Mittwoch, 7. Oktober 2009

Ausgetrickst!

Gestern war wieder einer solcher Tage, die du getrost "in die Tonne treten kannst", wie man hier in Ziggenheimer-Land so schön sagt.
Viel zu viel Arbeit, einen pünktlichen Feierabend wieder nicht geschafft, ungute Neuigkeiten und dann komm ich heim und begehe einen Kardinalsfehler...
Ich meine, wenn man einem pubertierendes Kind begegnet, das sich inzwischen im Stimmbruch befindet, dem sowohl im Gesicht als auch in niederen Bereichen :-) ein Haarwuchs quält, dem er sich geflissentlich zu entledigen versucht, das sich mit all diesen Gegebenheiten schon beinah als "Mann" empfindet, auf dessen Gunst man allerhöchstens zu hoffen hat und das obendrein auch noch derart stolz auf die in den letzten Jahren angeeignete notorische Faulheit ist, das er diese Faulheit nicht nur auf seinem Web-Profil zutage trägt, sondern auch in seiner ureigensten E-Mail-Adresse manifestiert, so DARF man dieses Kind doch gar nicht fragen: "Könntest du bitte...", sondern man muss kommen mit den Worten: "So, und jetzt tust du mal..."
Diese und ähnliche Vorgehensweisen zumindest hatte man versucht, mir bei meinem letzten längeren Klinikaufenthalt beizubringen. Nur entweder war ich nicht lange genug dort, um solcherart gedrillt zu werden, oder aber meine mir eigene Natur hatte sich wider besseren Wissens durchgesetzt, so dass ich immer wieder in bestimmte Verhaltensmuster zurückfalle...
Und so kam, was kommen musste:
"Würdest du bitte nachher mal zum Markt rübergehen und eine Tüte Zucker holen? Die habe ich nämlich vergessen."
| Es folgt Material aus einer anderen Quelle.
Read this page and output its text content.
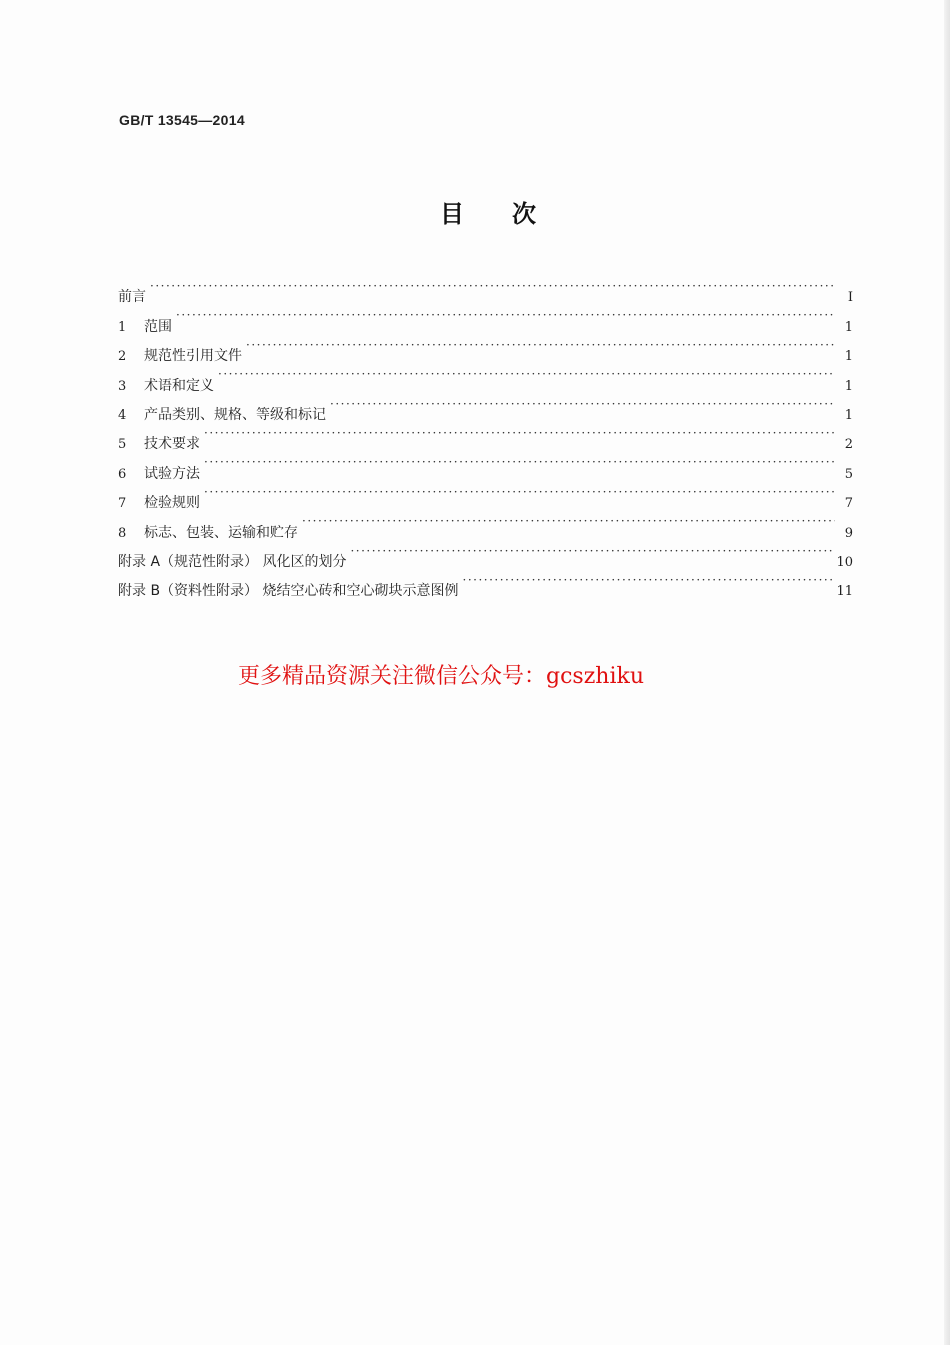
GB/T 13545—2014
目次
前言 ·····	Ⅰ
1	范围 ·····	1
2	规范性引用文件 ·····	1
3	术语和定义 ·····	1
4	产品类别、规格、等级和标记 ·····	1
5	技术要求 ·····	2
6	试验方法 ·····	5
7	检验规则 ·····	7
8	标志、包装、运输和贮存 ·····	9
附录 A（规范性附录） 风化区的划分 ·····	10
附录 B（资料性附录） 烧结空心砖和空心砌块示意图例 ·····	11
更多精品资源关注微信公众号：gcszhiku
"Nö!" war die prompte Antwort, begleitet von einer entsprechenden Abwehrhaltung, so dass es mir zunächst die Sprache verschlug und mir alsdann die trotzige Reaktion entlockte:
"OK, dann nicht! Aber komm nicht zu mir, wenn du was von mir willst!"
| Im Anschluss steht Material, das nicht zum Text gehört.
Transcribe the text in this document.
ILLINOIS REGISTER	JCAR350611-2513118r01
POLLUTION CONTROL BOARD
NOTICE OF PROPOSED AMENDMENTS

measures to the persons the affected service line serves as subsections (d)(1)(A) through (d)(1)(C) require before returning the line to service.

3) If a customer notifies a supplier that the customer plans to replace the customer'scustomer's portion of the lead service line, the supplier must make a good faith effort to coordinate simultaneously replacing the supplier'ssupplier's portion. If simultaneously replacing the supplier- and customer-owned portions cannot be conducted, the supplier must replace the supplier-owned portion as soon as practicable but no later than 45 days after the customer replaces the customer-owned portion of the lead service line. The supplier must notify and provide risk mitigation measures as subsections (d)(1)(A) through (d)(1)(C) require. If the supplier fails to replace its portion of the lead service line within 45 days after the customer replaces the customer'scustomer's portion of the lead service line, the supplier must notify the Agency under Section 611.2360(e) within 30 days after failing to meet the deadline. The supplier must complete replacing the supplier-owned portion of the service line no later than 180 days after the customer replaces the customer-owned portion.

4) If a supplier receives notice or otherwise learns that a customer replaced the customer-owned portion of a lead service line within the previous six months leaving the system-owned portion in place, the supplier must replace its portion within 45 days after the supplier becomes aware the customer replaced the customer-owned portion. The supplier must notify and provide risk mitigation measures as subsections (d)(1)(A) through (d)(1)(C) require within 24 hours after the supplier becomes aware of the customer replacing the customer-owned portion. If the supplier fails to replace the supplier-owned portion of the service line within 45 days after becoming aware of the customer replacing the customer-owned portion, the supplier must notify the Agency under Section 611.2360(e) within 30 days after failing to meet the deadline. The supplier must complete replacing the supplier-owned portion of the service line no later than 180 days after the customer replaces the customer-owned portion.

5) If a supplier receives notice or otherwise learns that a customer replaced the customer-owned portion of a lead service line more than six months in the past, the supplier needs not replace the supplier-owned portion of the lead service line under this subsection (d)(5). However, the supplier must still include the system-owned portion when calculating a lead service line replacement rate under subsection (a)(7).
Frustriert entpackte ich in der Küche alle Einkäufe (außer eben den Zucker), haderte mit mir und begriff alsbald: Es gab jetzt nur zwei Möglichkeiten. Entweder ließ ich meiner Frustration freien Lauf, indem ich in Sekundenbruchteilen alle Mama-Ziggenheimer-Varianten durchspielte, angefangen von

1. Internetstecker ziehen
2. Fernsehstecker ziehen
3. keine Süßigkeiten diese Woche
4. (fiel mir so schnell nicht ein)

und verdarb damit nicht nur ihm, sondern eben auch mir den Tag und die Laune - oder aber - und das wiederum entspricht meiner eigentlichen Natur ;-) - ich fand eine Lösung, die uns beiden weder Tag noch Gemütszustand verdarb.
Und ich fand!
Der Blick an die hauseigene Pinnwand genügte - denn dort hing, vor einigen Monaten hingebungsvoll vom Kind gemalt, eine Blume und auf jedem Blütenblatt stand ein Wunsch, den ich an das Kind frei hatte.
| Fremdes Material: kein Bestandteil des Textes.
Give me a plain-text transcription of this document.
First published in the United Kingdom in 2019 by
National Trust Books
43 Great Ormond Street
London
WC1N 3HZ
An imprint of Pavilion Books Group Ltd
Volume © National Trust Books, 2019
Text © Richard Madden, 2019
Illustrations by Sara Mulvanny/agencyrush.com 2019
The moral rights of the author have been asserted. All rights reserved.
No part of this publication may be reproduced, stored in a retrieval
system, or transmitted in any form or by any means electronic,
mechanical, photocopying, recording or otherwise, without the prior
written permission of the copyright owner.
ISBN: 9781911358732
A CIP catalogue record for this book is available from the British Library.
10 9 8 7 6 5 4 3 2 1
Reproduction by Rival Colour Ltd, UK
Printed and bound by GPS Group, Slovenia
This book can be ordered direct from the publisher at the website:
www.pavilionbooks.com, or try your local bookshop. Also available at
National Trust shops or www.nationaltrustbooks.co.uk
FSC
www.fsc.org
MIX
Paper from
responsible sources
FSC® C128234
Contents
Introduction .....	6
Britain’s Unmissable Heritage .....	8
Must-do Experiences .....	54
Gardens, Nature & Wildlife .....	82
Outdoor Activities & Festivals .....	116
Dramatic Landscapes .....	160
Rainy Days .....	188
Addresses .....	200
Und was sahen meine trüben Augen?
Ein Blütenblatt mit der Aufschrift "freie Wahl". Und diese Option war noch nicht durchgestrichen :-)
HA!
Ich hatte ihn! Besiegt mit seinen eigenen Waffen! Ratzfatz war diese Zauberblume von der Pinnwand abgenommen und mit einem beinah schadenfrohen Gesicht stellte ich mich vor das faule Kind: "So mein Freund, hier steht ganz klar 'freie Wahl'. Hier hast du das Geld und jetzt hole mir die Tüte Zucker, damit ich uns einen lecker Tomatensalat machen kann!"
Mehr wie Augenverdrehen war seinerseits nicht drin, die Blume hatte schließlich ER mir aus freien Stücken gemalt - und nun musste er, ob er wollte oder nicht.
Und er ging - ohne ein weiteres Murren.
Selbstzufrieden, wie ich das gelöst hatte, ohne Stress und Unfrieden in den Ziggenheimerschen Wänden zu verbreiten, hätte ich mir beinah auf die Schulter geklopft, unterließ das jedoch und schwor mir nur eins: Das nächste Mal wird nicht gefragt, sondern einfach festgelegt.
Schließlich sind wir hier nicht im Hotel. Nicht wahr?